The Disney acquisition: Jobs at his peak

  • After Iger replaced Eisner, Jobs developed a genuine friendship with him during Pixar-Disney deal negotiations.
  • Pixar sold to Disney for $7.4B (against a $5.9B market cap). Jobs did not overreach on price.
  • Iger secured a side agreement: Disney could never alter 75 specific Pixar cultural practices — from the cereal bar to animators' office décor.
  • Jobs joined the Disney board as its largest shareholder, despite warnings from investment bankers that he'd be unmanageable.
  • Gates on the outcome: "Just look at how much of the resulting company ends up being owned by this fairly small animation studio. Disney is just flat on its back saying, take me."

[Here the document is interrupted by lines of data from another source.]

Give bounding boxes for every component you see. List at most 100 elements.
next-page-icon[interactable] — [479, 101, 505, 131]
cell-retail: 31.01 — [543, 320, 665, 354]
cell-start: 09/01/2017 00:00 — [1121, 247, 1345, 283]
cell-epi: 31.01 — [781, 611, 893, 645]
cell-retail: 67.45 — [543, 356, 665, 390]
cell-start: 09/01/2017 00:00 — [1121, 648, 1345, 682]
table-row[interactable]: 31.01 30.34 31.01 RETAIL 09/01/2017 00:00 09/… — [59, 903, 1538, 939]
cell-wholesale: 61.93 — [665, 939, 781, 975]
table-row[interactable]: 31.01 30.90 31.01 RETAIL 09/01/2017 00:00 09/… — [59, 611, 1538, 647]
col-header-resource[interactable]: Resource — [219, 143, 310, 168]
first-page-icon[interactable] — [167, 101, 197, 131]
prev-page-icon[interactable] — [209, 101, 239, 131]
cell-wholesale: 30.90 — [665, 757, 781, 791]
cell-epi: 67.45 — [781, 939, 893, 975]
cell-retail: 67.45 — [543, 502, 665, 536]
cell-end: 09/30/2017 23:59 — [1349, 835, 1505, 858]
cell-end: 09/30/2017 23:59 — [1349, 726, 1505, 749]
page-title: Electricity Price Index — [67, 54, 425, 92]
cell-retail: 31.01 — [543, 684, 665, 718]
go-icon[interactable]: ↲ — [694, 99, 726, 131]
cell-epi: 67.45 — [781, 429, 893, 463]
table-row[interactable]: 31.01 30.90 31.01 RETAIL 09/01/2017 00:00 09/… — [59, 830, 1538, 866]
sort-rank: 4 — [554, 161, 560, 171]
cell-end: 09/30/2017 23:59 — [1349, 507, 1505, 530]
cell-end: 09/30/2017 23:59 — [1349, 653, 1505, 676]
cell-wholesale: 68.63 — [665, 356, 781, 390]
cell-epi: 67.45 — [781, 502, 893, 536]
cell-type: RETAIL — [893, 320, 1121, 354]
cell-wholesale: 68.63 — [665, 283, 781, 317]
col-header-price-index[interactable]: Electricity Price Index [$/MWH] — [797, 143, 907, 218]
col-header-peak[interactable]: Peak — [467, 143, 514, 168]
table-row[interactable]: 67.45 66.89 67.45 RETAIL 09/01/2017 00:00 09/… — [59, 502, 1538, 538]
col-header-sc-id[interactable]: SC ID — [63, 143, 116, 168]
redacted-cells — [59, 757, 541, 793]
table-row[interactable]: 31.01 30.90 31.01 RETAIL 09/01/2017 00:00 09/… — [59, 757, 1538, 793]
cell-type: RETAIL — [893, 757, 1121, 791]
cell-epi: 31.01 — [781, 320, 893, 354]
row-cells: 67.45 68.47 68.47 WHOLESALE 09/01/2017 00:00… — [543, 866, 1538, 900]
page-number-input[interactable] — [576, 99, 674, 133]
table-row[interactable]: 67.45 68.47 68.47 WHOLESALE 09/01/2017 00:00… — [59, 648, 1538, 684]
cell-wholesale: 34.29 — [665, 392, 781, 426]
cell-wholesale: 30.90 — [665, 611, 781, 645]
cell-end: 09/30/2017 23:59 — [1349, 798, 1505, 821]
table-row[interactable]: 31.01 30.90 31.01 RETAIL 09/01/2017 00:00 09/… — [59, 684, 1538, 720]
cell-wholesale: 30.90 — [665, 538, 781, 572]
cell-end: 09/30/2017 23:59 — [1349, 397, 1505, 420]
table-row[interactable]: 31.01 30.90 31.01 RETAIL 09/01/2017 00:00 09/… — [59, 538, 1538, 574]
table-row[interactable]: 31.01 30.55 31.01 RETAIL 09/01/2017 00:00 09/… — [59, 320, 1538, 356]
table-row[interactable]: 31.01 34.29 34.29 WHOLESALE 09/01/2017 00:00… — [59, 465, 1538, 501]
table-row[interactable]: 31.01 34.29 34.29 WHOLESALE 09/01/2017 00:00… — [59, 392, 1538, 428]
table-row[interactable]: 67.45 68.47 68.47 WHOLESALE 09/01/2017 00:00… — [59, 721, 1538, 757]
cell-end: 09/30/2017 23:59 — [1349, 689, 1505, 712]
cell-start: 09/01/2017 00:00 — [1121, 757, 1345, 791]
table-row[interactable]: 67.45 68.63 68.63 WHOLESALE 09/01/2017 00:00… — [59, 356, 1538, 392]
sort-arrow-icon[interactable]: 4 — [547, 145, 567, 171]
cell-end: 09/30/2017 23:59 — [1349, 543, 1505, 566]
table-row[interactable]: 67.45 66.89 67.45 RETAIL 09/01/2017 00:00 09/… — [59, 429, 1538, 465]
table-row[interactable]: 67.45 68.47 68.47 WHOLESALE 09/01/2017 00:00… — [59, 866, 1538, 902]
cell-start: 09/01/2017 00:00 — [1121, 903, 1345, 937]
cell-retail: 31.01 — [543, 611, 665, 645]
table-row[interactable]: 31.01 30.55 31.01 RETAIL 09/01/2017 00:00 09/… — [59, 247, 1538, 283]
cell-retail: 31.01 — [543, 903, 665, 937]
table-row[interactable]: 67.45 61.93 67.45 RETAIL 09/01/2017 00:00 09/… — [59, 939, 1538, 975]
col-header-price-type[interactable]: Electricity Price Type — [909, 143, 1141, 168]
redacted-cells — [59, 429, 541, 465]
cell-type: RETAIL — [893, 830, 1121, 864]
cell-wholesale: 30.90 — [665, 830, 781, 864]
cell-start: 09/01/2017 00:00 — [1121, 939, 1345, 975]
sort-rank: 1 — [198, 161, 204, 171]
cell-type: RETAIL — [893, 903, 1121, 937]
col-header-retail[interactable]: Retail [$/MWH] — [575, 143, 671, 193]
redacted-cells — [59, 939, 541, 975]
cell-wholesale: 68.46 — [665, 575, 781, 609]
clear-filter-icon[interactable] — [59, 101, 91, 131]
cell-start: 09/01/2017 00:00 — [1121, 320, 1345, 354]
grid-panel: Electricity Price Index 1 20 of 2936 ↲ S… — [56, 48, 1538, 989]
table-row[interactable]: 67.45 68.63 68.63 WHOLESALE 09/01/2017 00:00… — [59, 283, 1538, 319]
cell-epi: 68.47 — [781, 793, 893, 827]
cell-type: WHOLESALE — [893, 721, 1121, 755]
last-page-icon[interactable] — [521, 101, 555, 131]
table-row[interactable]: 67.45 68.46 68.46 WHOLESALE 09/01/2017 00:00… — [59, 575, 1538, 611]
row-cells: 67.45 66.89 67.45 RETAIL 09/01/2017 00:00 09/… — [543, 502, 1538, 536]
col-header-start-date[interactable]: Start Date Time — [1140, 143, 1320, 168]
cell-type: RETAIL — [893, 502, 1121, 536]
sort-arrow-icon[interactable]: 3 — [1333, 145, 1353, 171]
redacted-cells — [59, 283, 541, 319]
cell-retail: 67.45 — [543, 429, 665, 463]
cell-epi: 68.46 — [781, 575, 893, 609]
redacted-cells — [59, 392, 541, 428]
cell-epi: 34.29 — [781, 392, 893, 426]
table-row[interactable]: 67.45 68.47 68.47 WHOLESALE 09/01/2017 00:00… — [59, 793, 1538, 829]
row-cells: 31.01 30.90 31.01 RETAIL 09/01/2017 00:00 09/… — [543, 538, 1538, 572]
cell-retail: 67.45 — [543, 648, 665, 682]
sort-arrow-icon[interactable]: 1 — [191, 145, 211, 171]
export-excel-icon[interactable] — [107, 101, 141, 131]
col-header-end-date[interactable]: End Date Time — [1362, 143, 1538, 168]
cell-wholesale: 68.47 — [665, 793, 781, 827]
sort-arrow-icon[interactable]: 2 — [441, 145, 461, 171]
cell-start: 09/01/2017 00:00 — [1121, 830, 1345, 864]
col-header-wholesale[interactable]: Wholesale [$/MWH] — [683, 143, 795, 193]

Deep restlessness and the artist's choice

  • Jim Collins' phrase "deep restlessness" — fuelled by curiosity and purpose, not just ambition — describes what sustained Jobs through a decade of setbacks.
  • Jobs on why he returned to Apple: "If they keep on risking failure, they're still artists. Dylan and Picasso were always risking failure. This Apple thing is that way for me."
  • His Stanford commencement insight: getting fired was the best thing that happened to him. "The heaviness of being successful was replaced by the lightness of being a beginner again."
  • On building companies: "The only purpose for me in building a company is so the company can make products. The company is one of the most amazing inventions of humans — a talent, a culture, a point of view, a way of working together."